For pathologists and clinical laboratory managers, the
Pew/MAeHC study had several key takeaways, such as:
“Match rates are far below the desired level for
effective data exchange.
“An increased demand for interoperability—the
exchange of electronic data among different systems—is fueling the desire for
improvements.
“Match rates are difficult to measure.
“The methods in which records are received can
affect match results.
“Different types of healthcare providers vary in
their perspectives on the extent of the problem.
“Effective opportunities exist for organizations
to more accurately link individuals’ health records.”
About $1,950 in medical care costs per patient during a
hospital stay, and $1.5 million annually in denied claims per hospital, are
associated with inaccurate patient identification, reported a survey conducted
by Black
Book Research.
Why Patient-Matching is Difficult
Respondents to the Pew study reported that challenges to
correctly matching patients with their records include:
Receiving patient records that an organization
did not expect;
Urban health systems serving patients through
multiple sites;
High costs associated with matching solutions;
and
Differences in how organizations capture, use,
and link medical records.
When humans manually input patient data, Mary Elizabeth
Smith could be listed as M.E. Smith or Mary E. Smith or even Liz Smith. Such
data, when filed differently, can result in duplicate records for the same person,
or, as St.
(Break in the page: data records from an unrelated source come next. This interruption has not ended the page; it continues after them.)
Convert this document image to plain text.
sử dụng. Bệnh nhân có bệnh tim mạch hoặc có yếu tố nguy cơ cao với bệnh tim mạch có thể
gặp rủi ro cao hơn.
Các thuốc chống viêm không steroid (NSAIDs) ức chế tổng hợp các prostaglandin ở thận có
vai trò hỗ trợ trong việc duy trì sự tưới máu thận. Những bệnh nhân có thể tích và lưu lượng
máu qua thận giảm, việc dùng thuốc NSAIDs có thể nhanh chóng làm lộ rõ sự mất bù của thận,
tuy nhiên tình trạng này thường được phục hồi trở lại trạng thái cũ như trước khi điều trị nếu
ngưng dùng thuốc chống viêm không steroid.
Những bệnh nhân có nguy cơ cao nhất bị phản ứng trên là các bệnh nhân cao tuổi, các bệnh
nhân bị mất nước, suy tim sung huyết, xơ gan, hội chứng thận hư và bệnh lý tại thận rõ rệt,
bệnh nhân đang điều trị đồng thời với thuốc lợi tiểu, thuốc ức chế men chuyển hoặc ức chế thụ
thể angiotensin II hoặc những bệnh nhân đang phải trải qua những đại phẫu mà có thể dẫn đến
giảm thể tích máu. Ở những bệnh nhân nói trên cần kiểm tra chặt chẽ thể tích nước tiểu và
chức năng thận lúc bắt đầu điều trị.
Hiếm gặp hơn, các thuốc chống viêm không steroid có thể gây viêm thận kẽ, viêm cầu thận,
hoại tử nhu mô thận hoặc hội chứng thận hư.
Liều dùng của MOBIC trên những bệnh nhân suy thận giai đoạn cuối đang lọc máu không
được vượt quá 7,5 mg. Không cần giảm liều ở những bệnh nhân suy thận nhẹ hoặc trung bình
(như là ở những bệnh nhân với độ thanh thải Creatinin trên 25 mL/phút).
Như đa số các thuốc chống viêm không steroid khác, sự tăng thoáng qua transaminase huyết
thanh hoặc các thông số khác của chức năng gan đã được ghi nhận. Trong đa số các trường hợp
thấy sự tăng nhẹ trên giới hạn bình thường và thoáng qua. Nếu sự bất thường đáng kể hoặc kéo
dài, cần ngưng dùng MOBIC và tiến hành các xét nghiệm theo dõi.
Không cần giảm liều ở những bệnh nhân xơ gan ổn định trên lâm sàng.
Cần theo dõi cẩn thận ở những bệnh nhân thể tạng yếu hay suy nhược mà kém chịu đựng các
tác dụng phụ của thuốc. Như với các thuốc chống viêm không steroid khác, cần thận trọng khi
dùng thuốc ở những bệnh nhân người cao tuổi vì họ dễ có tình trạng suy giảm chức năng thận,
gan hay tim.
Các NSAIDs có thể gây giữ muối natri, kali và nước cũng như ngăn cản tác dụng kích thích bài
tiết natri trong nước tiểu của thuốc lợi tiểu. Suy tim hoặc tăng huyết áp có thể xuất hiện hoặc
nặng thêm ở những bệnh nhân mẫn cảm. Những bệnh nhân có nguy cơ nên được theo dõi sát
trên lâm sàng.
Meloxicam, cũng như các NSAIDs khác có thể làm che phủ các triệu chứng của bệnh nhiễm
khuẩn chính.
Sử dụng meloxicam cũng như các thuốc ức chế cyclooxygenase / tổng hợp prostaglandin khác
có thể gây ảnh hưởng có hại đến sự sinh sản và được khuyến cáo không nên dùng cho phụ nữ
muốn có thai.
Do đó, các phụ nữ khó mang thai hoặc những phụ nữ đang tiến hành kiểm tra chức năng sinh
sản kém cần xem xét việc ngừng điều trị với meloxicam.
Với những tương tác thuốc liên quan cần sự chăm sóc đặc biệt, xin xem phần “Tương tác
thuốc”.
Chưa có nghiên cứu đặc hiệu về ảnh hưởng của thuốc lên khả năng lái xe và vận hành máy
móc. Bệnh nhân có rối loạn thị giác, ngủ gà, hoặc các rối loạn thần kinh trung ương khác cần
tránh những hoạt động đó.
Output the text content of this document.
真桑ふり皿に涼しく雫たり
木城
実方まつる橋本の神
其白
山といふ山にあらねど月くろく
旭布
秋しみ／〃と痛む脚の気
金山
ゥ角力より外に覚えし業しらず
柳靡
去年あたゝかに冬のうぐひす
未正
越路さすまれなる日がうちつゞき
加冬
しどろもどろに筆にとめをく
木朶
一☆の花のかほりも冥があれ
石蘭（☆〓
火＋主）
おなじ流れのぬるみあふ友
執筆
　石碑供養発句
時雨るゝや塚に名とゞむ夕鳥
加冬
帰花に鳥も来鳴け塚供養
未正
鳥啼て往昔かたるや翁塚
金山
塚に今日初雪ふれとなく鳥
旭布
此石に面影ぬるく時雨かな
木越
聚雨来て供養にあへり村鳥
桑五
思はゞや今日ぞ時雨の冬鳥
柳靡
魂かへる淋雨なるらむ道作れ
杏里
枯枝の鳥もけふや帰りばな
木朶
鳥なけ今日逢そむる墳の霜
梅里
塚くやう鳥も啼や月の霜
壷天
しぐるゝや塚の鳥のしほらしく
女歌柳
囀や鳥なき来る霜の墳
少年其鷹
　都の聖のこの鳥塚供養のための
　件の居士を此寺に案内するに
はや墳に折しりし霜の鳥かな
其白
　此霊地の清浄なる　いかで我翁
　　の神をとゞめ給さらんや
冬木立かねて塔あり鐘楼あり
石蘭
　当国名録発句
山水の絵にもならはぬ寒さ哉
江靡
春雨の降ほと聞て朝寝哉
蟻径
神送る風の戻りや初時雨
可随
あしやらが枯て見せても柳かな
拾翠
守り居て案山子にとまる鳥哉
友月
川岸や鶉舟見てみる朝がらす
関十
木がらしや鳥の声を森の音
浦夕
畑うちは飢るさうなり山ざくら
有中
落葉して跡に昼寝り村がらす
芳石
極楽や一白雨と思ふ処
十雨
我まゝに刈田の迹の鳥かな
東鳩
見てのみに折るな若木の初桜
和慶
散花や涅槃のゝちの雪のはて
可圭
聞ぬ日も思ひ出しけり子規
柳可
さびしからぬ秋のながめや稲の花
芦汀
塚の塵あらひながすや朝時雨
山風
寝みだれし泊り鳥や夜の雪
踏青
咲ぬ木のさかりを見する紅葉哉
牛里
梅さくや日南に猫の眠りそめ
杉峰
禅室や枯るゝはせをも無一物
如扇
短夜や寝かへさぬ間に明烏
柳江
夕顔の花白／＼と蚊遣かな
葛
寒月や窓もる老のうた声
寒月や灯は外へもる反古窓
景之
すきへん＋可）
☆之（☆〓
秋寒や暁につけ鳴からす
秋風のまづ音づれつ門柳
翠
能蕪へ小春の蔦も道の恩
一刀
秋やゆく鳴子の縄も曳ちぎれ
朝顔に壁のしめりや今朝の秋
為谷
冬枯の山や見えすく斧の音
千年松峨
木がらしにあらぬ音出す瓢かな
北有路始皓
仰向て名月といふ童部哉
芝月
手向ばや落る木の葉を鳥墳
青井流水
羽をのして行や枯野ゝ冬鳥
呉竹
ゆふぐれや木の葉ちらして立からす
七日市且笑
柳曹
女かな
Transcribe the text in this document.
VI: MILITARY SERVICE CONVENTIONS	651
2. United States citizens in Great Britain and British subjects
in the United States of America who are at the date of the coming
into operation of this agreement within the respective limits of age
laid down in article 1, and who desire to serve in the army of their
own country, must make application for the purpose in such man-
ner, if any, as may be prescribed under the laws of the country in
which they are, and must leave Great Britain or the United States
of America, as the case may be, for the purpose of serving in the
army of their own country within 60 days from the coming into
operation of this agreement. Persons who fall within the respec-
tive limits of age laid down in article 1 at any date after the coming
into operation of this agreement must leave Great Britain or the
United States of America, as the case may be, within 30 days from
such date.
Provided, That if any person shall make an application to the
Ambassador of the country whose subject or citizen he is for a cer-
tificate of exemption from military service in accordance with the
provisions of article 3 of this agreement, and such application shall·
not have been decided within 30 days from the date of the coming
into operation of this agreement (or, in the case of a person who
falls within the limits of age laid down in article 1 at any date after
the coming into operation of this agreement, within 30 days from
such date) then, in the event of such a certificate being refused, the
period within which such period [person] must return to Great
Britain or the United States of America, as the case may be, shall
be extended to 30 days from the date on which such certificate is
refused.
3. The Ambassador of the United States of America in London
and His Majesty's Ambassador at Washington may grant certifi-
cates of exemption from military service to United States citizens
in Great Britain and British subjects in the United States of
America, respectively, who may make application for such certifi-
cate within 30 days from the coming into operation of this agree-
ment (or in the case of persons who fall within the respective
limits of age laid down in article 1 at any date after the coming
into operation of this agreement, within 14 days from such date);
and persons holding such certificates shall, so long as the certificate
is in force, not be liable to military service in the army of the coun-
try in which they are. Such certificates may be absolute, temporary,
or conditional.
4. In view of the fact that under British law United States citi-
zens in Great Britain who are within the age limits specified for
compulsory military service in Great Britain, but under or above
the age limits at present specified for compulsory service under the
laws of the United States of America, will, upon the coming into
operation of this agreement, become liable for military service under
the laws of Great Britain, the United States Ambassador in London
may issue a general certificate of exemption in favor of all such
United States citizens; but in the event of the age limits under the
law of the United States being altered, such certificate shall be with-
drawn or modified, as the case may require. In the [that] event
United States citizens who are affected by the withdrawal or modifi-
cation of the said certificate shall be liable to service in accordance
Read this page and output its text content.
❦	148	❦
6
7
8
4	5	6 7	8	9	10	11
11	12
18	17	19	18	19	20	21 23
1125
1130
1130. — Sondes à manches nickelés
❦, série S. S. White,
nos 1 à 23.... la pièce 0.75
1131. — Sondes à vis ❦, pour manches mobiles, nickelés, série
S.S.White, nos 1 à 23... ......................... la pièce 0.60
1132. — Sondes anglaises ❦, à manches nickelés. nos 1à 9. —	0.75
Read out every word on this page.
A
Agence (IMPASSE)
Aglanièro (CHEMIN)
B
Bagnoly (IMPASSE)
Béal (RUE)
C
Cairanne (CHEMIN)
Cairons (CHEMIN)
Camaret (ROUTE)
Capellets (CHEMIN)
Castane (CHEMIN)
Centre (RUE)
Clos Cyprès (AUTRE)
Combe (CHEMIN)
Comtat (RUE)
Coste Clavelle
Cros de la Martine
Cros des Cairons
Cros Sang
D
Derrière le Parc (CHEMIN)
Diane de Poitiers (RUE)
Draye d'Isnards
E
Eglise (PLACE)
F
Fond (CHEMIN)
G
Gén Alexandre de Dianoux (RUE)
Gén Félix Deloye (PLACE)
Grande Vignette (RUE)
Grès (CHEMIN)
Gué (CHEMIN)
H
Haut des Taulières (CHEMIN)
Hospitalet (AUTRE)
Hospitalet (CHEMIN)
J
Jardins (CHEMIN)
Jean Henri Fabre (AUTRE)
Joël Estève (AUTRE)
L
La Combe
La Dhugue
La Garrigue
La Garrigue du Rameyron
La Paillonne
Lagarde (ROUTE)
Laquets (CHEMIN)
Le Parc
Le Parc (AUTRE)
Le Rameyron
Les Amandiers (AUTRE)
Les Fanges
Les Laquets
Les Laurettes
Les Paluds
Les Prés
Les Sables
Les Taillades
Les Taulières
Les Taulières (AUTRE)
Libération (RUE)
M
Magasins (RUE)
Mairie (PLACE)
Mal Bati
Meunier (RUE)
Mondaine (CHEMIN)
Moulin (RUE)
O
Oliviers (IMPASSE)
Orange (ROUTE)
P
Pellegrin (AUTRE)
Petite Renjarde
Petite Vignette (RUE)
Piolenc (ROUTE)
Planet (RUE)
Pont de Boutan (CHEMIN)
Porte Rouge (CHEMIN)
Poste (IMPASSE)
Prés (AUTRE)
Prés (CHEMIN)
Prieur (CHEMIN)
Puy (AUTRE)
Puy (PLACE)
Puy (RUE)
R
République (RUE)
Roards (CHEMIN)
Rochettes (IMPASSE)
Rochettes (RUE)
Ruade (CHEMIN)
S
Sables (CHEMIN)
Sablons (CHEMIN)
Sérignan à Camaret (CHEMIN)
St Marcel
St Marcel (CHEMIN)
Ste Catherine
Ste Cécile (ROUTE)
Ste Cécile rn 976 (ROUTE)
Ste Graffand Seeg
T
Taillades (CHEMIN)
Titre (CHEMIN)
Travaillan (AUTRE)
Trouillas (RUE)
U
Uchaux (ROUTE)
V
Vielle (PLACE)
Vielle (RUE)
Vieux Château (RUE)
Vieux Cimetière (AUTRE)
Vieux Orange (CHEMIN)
Vincent’s found out, patient mismatches that have dire consequences,
Managed Care noted.
“If there’s some kind of error in entering fields (name,
address, date of birth), either when the patient’s coming in or in a previous
entry, the matching can go awry,” Brendan Watkins,
Administrative Director of Enterprise Analytics at Stanford Children’s Health,
told Modern Healthcare.
Patient-Matching Solutions at Clinical Laboratories
Clinical laboratories also have tackled patient-mismatching
and have devised processing software solutions that ensure patients are
correctly identified and matched with the appropriate records and specimens.
Other solutions suggested by respondents to a previous 2018
Pew survey include:
Unique patient
identifier: Adoption of a patient identification number could help matching
efforts, though patients have expressed privacy concerns. The idea is to use
smartphones to validate patient data using digit codes. However, respondents
told Pew, not everyone has a smartphone.
Data
standardization: Respondents said standardization of data elements and
formatting could impact match rates. But agreement on which elements to use for
the match would be needed.
Referential
matching: Healthcare providers could follow the banking industry and use
outside sources, such as credit bureaus, to verify addresses and other data.
Respondents to the Pew survey balked at the cost.
With advancements in technology and interoperability,
medical laboratory leaders and other healthcare leaders may soon be expected to
achieve patient and record match rates of 100%. Pathology laboratories with
EMPIs and other solutions may be well prepared to meet those challenges.